Configure Multiple Registries
[registries.community]
url = "https://github.com/parallax-labs/ctx-registry.git"
path = "~/.ctx/registries/community"
readonly = true
auto_update = true
[registries.company]
url = "git@github.com:myorg/ctx-extensions.git"
path = "~/.ctx/registries/company"
readonly = true
Registries are resolved with precedence: explicit config > .ctx/ project-local > personal > company > community.
Project-Local Extensions
Place a .ctx/ directory in your project root with Lua scripts organized as connectors/<name>/connector.lua, tools/<name>/tool.lua, or agents/<name>/agent.lua. They are auto-discovered from any subdirectory.
Customize an Extension
# Copy to a writable registry for editing
ctx registry override connectors/jira --config ./config/ctx.toml
See the registry docs for the full specification.
Embedding Configuration
Context Harness supports three embedding providers:
| Provider | Description | Requires |
|---|---|---|
local | Built-in models via fastembed (primary) or tract (musl/Intel Mac) — fully offline | No system deps; model downloads on first use |
ollama | Local Ollama instance | Running Ollama with an embedding model |
openai | OpenAI API | OPENAI_API_KEY env var |
Local (recommended for offline use)
[embedding]
provider = "local"
# model = "all-minilm-l6-v2" # default, 384 dims — no config needed
Supported models: all-minilm-l6-v2 (384d), bge-small-en-v1.5 (384d), bge-base-en-v1.5 (768d), bge-large-en-v1.5 (1024d), nomic-embed-text-v1 (768d), nomic-embed-text-v1.5 (768d), multilingual-e5-small (384d), multilingual-e5-base (768d), multilingual-e5-large (1024d).
Ollama
[embedding]
provider = "ollama"
model = "nomic-embed-text"
dims = 768
# url = "http://localhost:11434" # default
OpenAI
[embedding]
provider = "openai"
model = "text-embedding-3-small"
dims = 1536
Set the OPENAI_API_KEY environment variable before using embedding commands.
Platform support (release binaries)
Pre-built release binaries are built for six targets. The local embedding provider is included on all targets: primary platforms use fastembed (bundled ORT); Linux musl and macOS Intel use a pure-Rust (tract) backend.
| Binary | Local embeddings | OpenAI / Ollama |
|---|---|---|
| Linux x86_64 (glibc) | ✅ fastembed | ✅ |
| Linux x86_64 (musl) | ✅ tract | ✅ |
| Linux aarch64 | ✅ fastembed | ✅ |
| macOS x86_64 (Intel) | ✅ tract | ✅ |
| macOS aarch64 (Apple Silicon) | ✅ fastembed | ✅ |
| Windows x86_64 | ✅ fastembed | ✅ |
- Minimal binary (no local embeddings):
cargo install --path . --no-default-features - From source on musl or Intel Mac (tract backend):
cargo build --no-default-features --features local-embeddings-tract - CI/release: Linux cross-builds (musl, aarch64) use Zig and cargo-zigbuild; no cross-rs or system OpenSSL.

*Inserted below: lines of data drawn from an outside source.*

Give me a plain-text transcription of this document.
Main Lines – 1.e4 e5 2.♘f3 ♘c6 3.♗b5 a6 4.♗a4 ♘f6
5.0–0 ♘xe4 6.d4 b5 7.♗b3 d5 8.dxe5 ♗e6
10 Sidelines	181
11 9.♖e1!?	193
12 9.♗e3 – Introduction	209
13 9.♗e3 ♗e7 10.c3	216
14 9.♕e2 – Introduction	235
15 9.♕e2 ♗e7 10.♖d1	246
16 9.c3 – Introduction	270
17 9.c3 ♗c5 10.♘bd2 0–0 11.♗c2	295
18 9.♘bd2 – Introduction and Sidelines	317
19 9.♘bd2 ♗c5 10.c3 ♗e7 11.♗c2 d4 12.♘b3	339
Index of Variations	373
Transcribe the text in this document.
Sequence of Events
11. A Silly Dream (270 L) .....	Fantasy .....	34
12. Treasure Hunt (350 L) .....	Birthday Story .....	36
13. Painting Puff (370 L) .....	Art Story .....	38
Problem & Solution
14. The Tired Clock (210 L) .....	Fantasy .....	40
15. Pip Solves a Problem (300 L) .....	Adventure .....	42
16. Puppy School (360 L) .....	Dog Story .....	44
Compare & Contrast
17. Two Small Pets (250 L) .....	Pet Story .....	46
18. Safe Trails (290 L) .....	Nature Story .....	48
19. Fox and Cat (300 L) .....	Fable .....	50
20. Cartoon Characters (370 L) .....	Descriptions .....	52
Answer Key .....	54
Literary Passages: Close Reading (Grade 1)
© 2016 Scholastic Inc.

See the configuration docs for full platform notes.
Hybrid Search
Hybrid search merges keyword (FTS5/BM25) and semantic (cosine similarity) signals with a configurable alpha:
[retrieval]
hybrid_alpha = 0.6 # 0.0 = keyword only, 1.0 = semantic only
Use ctx search "query" --mode hybrid --explain to see score breakdowns. See search reference and docs/HYBRID_SCORING.md for the full specification.
Server Configuration
[server]
bind = "127.0.0.1:7331"
For production (Docker, systemd, CI), see Deployment.
Configuration
See config/ctx.example.toml for a complete example, or the configuration reference on the docs site.
Documentation
Website: parallax-labs.github.io/context-harness
| Link | Description |
|---|---|
| Getting started | Quick Start, Installation, Nix flake |
| Configuration | Full ctx.toml reference, embedding providers, platform table |
| CLI reference | Every command and flag |
| Connectors & registry | Built-in connectors, Lua connectors, extension registry |
| Guides | Agent integration, Cursor, RAG, multi-repo, deployment |
| API (Rustdoc) | Generated Rust API docs |
| Live demo | Search a pre-built knowledge base in the browser |
The site also documents the search widget (ctx-search.js) for adding ⌘K search to static sites — see the docs for an example.
If Context Harness is useful to you, consider starring the repo.
License
MIT — see LICENSE
Contributing
Contributions welcome! Please see CONTRIBUTING.md for guidelines.